The short list that actually works
A few supplements have strong, repeatable evidence for performance:
- Creatine monohydrate is the best-supported, improving strength, power, and high-intensity output, with a good safety record at standard doses (commonly 3–5 g/day) [1].
- Caffeine reliably improves endurance and perceived effort, though tolerance builds and timing/dose matter.
- Beta-alanine can help performance in the 1–4 minute high-intensity range (the harmless tingling is normal).
- Dietary nitrate from beetroot (and citrulline, which supports nitric-oxide pathways) may modestly improve endurance efficiency.
Protein and recovery
Adequate protein (often easiest topped up with whey) supports muscle repair and adaptation, and tart cherry has some evidence for reducing soreness. Electrolytes matter for long, hot, or very sweaty sessions — not routine workouts [2].
What's overhyped
Most 'pump,' 'test booster,' and proprietary pre-workout blends combine under-dosed ingredients with little evidence, and stimulant-heavy products carry their own risks. Megadosing the basics doesn't help, and the fundamentals — training, sleep, and total nutrition — outweigh any supplement [2].

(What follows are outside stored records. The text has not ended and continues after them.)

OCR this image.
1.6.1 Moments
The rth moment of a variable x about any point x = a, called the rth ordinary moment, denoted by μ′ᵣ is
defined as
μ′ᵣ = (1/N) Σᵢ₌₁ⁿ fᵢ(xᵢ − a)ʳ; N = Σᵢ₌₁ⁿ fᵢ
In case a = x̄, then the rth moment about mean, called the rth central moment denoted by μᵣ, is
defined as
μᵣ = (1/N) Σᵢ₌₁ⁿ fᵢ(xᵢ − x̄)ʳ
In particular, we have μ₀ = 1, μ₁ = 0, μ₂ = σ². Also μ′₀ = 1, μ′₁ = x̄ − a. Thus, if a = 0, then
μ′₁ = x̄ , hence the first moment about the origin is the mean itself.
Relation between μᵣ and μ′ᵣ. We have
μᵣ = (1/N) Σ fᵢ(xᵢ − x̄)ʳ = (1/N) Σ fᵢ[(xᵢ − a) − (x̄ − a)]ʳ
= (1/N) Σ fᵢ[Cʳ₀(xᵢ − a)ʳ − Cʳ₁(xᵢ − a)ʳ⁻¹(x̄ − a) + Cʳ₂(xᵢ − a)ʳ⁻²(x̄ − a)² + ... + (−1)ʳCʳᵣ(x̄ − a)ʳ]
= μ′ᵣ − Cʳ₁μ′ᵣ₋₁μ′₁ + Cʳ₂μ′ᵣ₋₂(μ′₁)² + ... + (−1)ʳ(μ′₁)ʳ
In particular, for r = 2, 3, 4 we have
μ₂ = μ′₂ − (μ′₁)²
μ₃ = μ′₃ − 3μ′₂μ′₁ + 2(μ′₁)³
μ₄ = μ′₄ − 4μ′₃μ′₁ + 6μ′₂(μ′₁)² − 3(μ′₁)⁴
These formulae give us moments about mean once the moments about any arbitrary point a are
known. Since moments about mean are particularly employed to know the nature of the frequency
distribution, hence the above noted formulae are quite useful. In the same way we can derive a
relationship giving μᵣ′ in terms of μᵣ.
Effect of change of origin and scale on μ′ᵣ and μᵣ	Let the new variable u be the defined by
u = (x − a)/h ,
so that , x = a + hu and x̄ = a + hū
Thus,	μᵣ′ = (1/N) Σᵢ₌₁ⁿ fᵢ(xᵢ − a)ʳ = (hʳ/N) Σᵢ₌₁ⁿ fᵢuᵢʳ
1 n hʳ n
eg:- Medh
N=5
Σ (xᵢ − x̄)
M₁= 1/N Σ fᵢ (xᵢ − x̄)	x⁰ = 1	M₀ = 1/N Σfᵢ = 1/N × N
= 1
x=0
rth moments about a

Banned substances: a real risk for tested athletes
This is the most important safety point for anyone who competes: supplements have repeatedly been found contaminated with banned substances not listed on the label, and anti-doping rules hold the athlete responsible regardless. Drug-tested athletes should use only products certified by sport-specific programs — NSF Certified for Sport or Informed Sport — which batch-test for banned substances, and should avoid high-risk categories like pre-workouts and 'test boosters' [3]. Tell your clinician what you take, and keep records.